The problem with the NMI's defined benefit plan is that the various administrations abandoned the DBP and along with it the promise to the loyal members of the DBP, with the result that the retirees' own government betrayed its own people and made a Ponzi of their retirement plan. The NMI government has intentionally made the DBP to now resemble a Ponzi by cutting the Fund’s base of continuing monetary contributions by encouraging active members to withdraw their money and participant in an entirely inadequate defined contribution plan. (For more on this subject check out http://kixproductions.com/cnmiretiree/)Mr. Stewart has written over 50 letters to the editor warning of the dangerous practices related to the fund. It is unfortunate that his wise words were not heeded.

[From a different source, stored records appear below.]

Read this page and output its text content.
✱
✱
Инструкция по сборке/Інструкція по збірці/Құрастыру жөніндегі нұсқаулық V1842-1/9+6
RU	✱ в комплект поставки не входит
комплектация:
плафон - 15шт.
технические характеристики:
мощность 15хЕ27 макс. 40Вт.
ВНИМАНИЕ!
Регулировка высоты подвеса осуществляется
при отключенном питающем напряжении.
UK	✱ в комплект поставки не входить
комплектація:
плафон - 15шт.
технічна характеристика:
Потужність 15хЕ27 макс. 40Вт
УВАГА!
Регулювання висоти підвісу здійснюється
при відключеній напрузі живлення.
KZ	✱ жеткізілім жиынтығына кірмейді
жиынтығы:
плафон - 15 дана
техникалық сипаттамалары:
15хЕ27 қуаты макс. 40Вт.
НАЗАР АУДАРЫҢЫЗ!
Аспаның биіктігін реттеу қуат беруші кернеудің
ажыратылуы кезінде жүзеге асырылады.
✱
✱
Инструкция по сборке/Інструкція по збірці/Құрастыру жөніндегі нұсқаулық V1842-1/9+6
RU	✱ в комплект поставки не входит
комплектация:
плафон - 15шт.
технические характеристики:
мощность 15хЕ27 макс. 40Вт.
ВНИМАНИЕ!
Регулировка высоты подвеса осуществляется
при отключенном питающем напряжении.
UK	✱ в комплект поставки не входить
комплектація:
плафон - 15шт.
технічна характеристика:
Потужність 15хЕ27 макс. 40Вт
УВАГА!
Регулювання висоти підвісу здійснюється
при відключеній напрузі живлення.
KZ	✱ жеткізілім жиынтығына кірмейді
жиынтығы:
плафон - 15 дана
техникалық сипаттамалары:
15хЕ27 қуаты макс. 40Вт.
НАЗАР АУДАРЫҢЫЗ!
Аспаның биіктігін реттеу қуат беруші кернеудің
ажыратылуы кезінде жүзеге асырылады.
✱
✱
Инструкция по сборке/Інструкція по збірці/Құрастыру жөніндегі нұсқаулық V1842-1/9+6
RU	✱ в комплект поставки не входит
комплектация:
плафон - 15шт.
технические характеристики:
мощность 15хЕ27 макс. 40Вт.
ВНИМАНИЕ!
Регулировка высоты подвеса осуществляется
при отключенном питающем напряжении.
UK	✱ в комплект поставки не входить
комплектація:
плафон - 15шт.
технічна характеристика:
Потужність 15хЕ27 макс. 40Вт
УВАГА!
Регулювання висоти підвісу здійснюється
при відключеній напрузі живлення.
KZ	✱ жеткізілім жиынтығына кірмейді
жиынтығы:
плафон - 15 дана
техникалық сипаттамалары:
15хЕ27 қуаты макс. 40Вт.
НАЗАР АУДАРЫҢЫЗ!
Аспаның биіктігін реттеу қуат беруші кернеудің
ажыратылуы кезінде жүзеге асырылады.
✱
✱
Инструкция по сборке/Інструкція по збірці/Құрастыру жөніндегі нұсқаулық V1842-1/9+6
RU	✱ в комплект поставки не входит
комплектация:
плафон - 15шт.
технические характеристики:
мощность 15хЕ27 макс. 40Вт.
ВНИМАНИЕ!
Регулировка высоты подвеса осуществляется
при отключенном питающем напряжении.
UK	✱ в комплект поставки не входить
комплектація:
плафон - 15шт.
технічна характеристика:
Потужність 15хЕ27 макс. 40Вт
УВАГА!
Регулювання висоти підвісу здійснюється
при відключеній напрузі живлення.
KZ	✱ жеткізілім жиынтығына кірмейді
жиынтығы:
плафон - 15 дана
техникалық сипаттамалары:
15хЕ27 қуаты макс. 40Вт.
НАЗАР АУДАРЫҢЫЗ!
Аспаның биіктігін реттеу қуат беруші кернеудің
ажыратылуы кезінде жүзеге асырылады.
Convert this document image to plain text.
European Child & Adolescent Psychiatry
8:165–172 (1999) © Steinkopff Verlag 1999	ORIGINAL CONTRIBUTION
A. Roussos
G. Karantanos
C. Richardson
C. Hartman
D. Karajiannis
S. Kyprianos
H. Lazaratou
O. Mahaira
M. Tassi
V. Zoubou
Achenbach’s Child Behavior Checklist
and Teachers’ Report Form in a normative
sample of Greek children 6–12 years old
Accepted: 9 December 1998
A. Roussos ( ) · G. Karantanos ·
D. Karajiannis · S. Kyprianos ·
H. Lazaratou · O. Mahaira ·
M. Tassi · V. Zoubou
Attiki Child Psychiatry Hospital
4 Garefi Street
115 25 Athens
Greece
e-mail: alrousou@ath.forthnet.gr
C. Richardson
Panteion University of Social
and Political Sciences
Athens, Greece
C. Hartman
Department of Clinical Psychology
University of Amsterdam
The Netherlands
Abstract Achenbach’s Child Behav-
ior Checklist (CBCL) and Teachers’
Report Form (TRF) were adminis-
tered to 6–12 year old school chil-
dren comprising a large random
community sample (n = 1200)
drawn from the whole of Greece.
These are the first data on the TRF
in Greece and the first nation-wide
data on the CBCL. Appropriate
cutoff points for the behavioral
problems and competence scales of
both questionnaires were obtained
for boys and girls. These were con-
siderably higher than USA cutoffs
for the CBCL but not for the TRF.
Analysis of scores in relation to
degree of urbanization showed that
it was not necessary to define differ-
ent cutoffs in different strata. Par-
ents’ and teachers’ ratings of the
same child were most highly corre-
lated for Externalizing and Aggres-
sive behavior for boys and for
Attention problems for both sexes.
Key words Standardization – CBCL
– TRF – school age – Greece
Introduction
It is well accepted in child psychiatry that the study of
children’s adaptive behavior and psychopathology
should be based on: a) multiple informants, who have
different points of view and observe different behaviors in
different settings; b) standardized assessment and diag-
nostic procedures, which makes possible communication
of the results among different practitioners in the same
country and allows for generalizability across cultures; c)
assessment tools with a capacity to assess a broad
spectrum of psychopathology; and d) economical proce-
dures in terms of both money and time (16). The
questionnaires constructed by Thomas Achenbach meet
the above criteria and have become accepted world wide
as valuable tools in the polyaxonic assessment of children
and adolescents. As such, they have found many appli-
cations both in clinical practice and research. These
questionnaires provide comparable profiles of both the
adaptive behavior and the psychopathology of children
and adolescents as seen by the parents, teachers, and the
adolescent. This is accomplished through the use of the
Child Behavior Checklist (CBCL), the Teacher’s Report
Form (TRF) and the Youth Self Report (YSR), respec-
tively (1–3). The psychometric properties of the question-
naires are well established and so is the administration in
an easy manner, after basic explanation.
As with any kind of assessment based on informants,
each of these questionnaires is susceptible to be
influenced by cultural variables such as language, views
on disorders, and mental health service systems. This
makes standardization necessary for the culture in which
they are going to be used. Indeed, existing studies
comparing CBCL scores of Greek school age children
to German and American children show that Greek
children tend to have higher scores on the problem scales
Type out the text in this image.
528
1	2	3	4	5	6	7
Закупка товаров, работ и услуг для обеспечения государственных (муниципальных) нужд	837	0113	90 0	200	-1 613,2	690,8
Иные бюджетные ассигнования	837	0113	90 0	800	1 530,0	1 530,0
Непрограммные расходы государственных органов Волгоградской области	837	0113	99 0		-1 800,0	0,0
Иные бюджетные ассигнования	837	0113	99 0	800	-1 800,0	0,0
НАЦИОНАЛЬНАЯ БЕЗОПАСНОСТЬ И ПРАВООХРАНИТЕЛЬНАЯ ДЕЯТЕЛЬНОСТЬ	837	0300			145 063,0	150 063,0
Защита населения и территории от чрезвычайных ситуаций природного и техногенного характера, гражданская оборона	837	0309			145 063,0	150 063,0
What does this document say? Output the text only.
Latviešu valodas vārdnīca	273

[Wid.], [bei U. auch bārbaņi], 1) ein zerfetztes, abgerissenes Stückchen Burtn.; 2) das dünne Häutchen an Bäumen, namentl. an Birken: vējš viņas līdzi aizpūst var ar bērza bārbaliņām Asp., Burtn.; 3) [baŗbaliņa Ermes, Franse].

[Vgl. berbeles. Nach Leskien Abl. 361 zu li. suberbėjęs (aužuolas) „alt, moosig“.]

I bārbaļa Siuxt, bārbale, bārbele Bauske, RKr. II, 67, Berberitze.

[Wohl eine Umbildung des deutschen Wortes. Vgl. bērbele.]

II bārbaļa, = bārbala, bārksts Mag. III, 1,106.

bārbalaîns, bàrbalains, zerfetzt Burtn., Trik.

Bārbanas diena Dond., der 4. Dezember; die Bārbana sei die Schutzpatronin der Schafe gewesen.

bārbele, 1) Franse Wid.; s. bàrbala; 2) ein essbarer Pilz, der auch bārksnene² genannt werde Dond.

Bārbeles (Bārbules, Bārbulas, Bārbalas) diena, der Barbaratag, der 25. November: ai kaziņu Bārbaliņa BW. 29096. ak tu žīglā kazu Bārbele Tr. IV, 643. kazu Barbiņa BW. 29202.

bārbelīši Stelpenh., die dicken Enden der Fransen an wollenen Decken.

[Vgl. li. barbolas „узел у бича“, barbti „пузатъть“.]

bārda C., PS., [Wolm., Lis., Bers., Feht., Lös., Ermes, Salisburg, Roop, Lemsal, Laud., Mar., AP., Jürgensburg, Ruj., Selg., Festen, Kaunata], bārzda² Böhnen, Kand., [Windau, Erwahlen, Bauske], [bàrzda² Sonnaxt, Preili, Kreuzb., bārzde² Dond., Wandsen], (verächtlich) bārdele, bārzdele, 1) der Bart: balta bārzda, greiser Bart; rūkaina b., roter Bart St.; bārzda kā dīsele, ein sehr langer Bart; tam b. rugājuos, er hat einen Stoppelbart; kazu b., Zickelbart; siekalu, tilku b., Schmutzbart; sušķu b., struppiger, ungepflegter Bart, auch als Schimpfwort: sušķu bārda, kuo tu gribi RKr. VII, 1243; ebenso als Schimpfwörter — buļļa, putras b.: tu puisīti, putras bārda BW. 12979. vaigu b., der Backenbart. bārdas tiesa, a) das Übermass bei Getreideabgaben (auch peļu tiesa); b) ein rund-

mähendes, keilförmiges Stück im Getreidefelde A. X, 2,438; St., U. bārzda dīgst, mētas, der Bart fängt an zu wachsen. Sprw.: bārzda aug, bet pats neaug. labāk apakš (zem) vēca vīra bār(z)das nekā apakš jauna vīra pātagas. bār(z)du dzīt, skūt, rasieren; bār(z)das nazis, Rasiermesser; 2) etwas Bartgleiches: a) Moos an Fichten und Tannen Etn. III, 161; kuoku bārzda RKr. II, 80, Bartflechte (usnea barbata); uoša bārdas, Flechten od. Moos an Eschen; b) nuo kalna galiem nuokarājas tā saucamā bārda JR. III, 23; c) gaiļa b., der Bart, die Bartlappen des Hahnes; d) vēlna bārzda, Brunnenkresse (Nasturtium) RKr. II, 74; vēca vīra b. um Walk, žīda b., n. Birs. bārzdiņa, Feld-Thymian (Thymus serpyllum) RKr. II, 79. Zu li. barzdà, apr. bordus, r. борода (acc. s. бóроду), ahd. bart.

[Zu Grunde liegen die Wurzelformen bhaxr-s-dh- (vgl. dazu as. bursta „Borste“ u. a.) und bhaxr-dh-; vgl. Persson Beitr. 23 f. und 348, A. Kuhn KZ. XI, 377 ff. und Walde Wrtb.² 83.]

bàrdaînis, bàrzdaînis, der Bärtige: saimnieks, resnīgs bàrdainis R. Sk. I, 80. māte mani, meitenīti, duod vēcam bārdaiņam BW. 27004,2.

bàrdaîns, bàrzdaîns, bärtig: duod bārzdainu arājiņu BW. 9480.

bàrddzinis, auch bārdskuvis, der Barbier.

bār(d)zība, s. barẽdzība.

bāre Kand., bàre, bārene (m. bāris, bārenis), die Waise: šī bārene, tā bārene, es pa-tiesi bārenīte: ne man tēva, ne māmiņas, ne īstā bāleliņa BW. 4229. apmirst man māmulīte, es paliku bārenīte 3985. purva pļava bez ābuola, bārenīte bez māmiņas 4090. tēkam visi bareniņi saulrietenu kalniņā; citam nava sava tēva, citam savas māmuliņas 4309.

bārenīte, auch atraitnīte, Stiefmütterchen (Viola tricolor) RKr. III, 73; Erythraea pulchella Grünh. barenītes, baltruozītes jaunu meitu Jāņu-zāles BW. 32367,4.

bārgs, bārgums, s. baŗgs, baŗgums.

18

It need not have happened in the first place and now look at the mess the government created and the legal chaos that currently prevails.
While the fund was shrinking numerous attorneys and consultants profited and increased their own bank accounts substantially from fees charged to the fund. The Saipan Tribune reported that in just 4 years the retirement fund spent over $9 million on professional fees, including "actuarial service fees, audit and accounting fees, financial consultant fees, investment management fees, legal service fees, and PCT custodial fees."
The $9 million figure does not even include the fees of Boston bankruptcy attorney Jeremy Coffey who was earning between $475 and $1,000 an hour or any of the in-house counsels.
The Tribune reported that legal fees alone amounted to $862,631.70. From the Saipan Tribune:
Based on at least January 2010 to February 2012 data that Cruz gathered, the law firm of Camacho & Alepuyo, and later of Viola Alepuyo, the Fund board counsel, was paid over $325,000 in monthly legal fee/invoice.
The range of the monthly legal fee/invoice for the Camacho & Alepuyo law firm, and later to Viola Alepuyo, is from $7,155 to $23,540.
During the same period of January 2010 to February 2012, the Fund also paid for legal services provided by: Deborah E. Fisher, $5,300 in May 2010; Fisher Huesman LLC Trust Account, $15,000 in 2011; and the Law Office of Braddock Huesman, a total of over $46,000.